Cynthia Boaz's recent post regarding the 14 propaganda techniques used by Fox News to brainwash Americans should be extended to the entire right wing pundit machine...especially the right wing blogsphere. Here are a few that jumped out at me.
3. Projection/Flipping. This one is frustrating for the viewer who is trying to actually follow the argument. It involves taking whatever underhanded tactic you're using and then accusing your opponent of doing it to you first. We see this frequently in the immigration discussion, where anti-racists are accused of racism, or in the climate change debate, where those who argue for human causes of the phenomenon are accused of not having science or facts on their side. It's often called upon when the media host finds themselves on the ropes in the debate.
Hilarious! And very true. This happens on my site constantly and when it occurs from now on, I'm simply going to respond by cutting and pasting this paragraph. In fact, many of her points are salient when it comes to some of my regular readers so I foresee much cutting and pasting in the future.
Here are some other notable mentions.
4. Rewriting History. This is another way of saying that propagandists make the facts fit their worldview. The Downing Street Memos on the Iraq war were a classic example of this on a massive scale, but it happens daily and over smaller issues as well. A recent case in point is Palin's mangling of the Paul Revere ride, which Fox reporters have bent over backward to validate. Why lie about the historical facts, even when they can be demonstrated to be false? Well, because dogmatic minds actually find it easier to reject reality than to update their viewpoints. They will literally rewrite history if it serves their interests. And they'll often speak with such authority that the casual viewer will be tempted to question what they knew as fact.

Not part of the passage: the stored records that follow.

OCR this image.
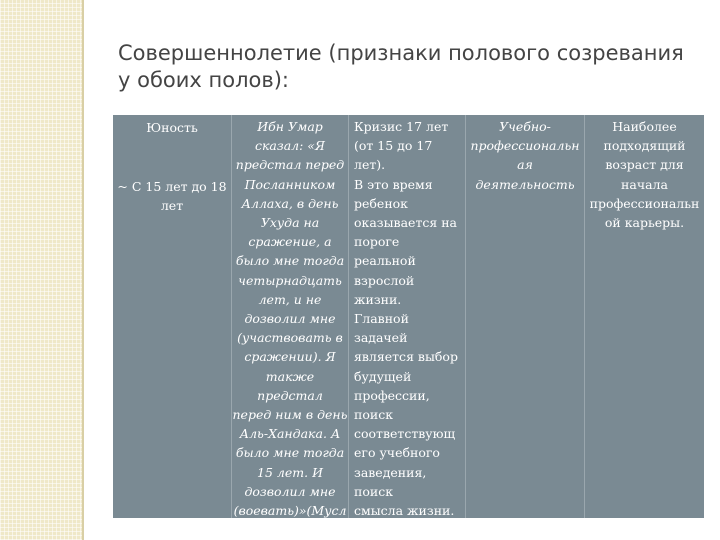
Совершеннолетие (признаки полового созревания у обоих полов):
Юность
~ С 15 лет до 18 лет
Ибн Умар
сказал: «Я
предстал перед
Посланником
Аллаха, в день
Ухуда на
сражение, а
было мне тогда
четырнадцать
лет, и не
дозволил мне
(участвовать в
сражении). Я
также предстал
перед ним в день
Аль-Хандака. А
было мне тогда
15 лет. И
дозволил мне
(воевать)»(Мусл
им)
Кризис 17 лет
(от 15 до 17 лет).
В это время
ребенок
оказывается на
пороге реальной
взрослой жизни.
Главной задачей
является выбор
будущей
профессии,
поиск
соответствующ
его учебного
заведения, поиск
смысла жизни.
Учебно-
профессиональн
ая деятельность
Наиболее
подходящий
возраст для
начала
профессиональн
ой карьеры.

Several of my readers suffer from this but this is part and parcel to the adolescent power fantasy.
All in all, I found her points to be completely accurate and an excellent summation of the conversational framework with the right these days. Sadly, I don't see it changing any time too soon but her points have inspired me to summarize something that has been kicking around in my head right now.
Why is that the money of wealthy people is "hard earned" yet the money of poor people, who often work two or three jobs, is not?